You’re busy! How do you balance your teaching, writing and other creative and editorial projects?

For those who enjoy astrology, my many Earth placements (I’m a Virgo sun, and I have five total Virgo placements, which isn’t even all my Earth!) keep me grounded and well organized, which is both a blessing and a challenge. But I’d just say that I have a clear idea of what days I need to prepare for teaching, and what days I need to work on my editorial projects. I work best on different types of tasks on different days. Of course, sometimes, due to deadlines, these worlds feed into another. I always make time for rest.

You’re developing a new class at The Writing Salon focused on re-imagining and retelling classic tales. Can you tell us something about the class and what brought you to it?

Although I’ve always loved retellings and reimaginings, my particular connection to it is through my love of the novel, Frankenstein, which I’ve been obsessed with since I first read it as a teenager. I’ve been so excited about this resurgence of retellings in current contemporary fiction, especially retellings being used to tell the story through lenses of diversity, such as race, gender, queerness, disability, and other frameworks, opening up our ideas of those stories only being “for” a select audience and community. In our class at The Writing Salon, we’ll work through how we can retell a story in similar ways, and my hope is that students will bring an interest in at least one classic story that they can work on throughout our time together!

Do you have an underlying teaching philosophy that informs all of your teaching?

Yes! My underlying teaching philosophy is positive reinforcement. I was raised using negative reinforcement – both in my home life and in terms of the pedagogical trends of the time, and it’s been my belief since I was a child that you can reach students in more substantial and connected ways through flexibility, generosity, and openness. No matter where or what I’m teaching, it has always been a student-centered environment. I actively attempt to de-hierarchize my classroom, to strip away some of the white supremacist borders that we’ve been raised with and under.

Your new book, a contemporary retelling of Frankenstein called Unwieldy Creatures, came out last August — congratulations! What can you tell us about the process of writing the novel and getting it published?

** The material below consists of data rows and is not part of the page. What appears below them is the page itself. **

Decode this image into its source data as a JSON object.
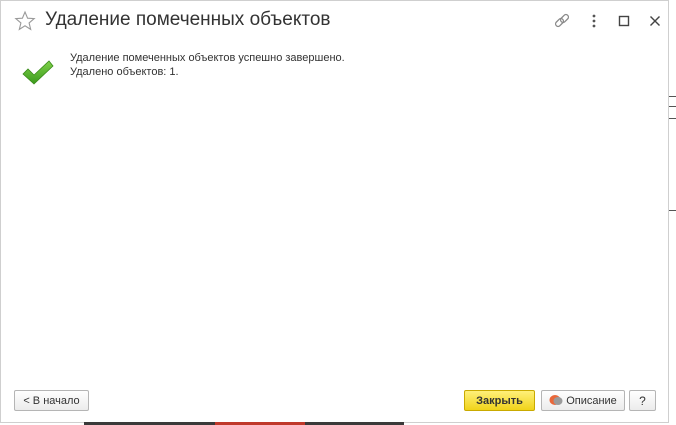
{
  "window": {
    "title": "Удаление помеченных объектов"
  },
  "message": {
    "line1": "Удаление помеченных объектов успешно завершено.",
    "line2": "Удалено объектов: 1."
  },
  "buttons": {
    "back": "< В начало",
    "close": "Закрыть",
    "description": "Описание",
    "help": "?"
  },
  "icons": {
    "favorite": "star-icon",
    "link": "link-icon",
    "more": "more-icon",
    "maximize": "maximize-icon",
    "close": "close-icon",
    "success": "checkmark-icon",
    "description": "description-icon"
  },
  "colors": {
    "accent_button": "#f0d31a",
    "check_green": "#4caf2a",
    "text": "#333333"
  }
}
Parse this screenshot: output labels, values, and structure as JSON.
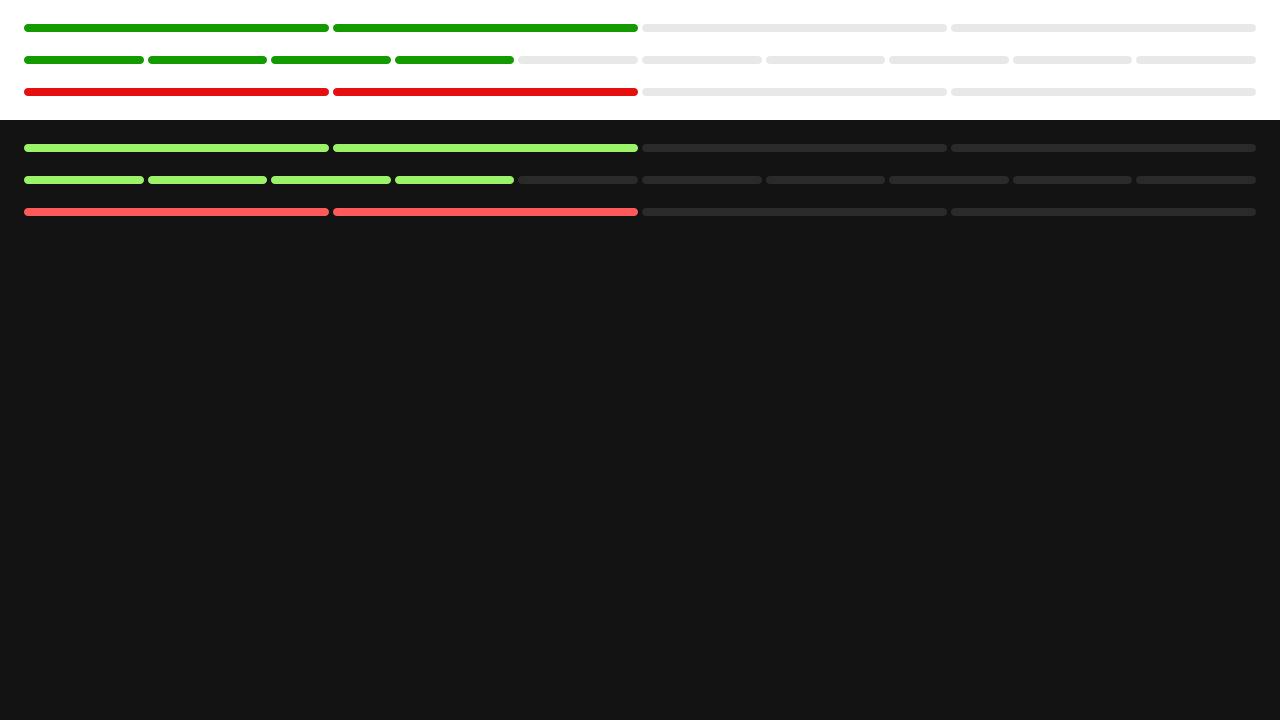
{
  "themes": [
    {
      "name": "light",
      "background": "#ffffff",
      "empty_color": "#e8e8e8",
      "meters": [
        {
          "name": "meter-success-4",
          "status": "success",
          "total_segments": 4,
          "filled_segments": 2,
          "fill_color": "#129a00"
        },
        {
          "name": "meter-success-10",
          "status": "success",
          "total_segments": 10,
          "filled_segments": 4,
          "fill_color": "#129a00"
        },
        {
          "name": "meter-error-4",
          "status": "error",
          "total_segments": 4,
          "filled_segments": 2,
          "fill_color": "#e50f0f"
        }
      ]
    },
    {
      "name": "dark",
      "background": "#131313",
      "empty_color": "#2a2a2a",
      "meters": [
        {
          "name": "meter-success-4",
          "status": "success",
          "total_segments": 4,
          "filled_segments": 2,
          "fill_color": "#9cf36a"
        },
        {
          "name": "meter-success-10",
          "status": "success",
          "total_segments": 10,
          "filled_segments": 4,
          "fill_color": "#9cf36a"
        },
        {
          "name": "meter-error-4",
          "status": "error",
          "total_segments": 4,
          "filled_segments": 2,
          "fill_color": "#ff5a5a"
        }
      ]
    }
  ]
}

Thank you! This is such a different book for me because it comes out of a love and interest in the original novel over half my life. I started writing the novel in 2019, from an observation of the rise of access in reproductive technologies at the same time that reproductive rights were being legally challenged. That tension felt like an interesting landscape for a contemporary Frankenstein retelling. I began the first draft in Santa Cruz at a writers’ retreat called Mary Shelley Month! And I finished the novel as COVID bloomed across the planet and in the aftermath of a heinous divorce. I’m honestly so stunned I was able to get it into the world, and I’m so grateful for those that have connected to it along the way. Lisa Pegram, who I met through online spaces, reached out to me as the Acquisitions Editor for Jaded Ibis Press, and working with her on this book has been such a dream. I feel so fortunate to have her love and understanding of what I wanted to do with this novel, on such an intimate level.

Addie Tsai (any/all) is a queer nonbinary artist and writer of color. They collaborated with Dominic Walsh Dance Theater on Victor Frankenstein and Camille Claudel, among others. Addie has an MFA in Creative Writing from Warren Wilson College and a PhD in Dance from Texas Woman’s University. She is the author of the queer Asian young adult novel, Dear Twin, and Unwieldy Creatures, their adult queer biracial retelling of Frankenstein. They are the Fiction Co-Editor and Editor of Features & Reviews at Anomaly, Staff Writer at Spectrum South, and Founding Editor & Editor in Chief at just femme & dandy.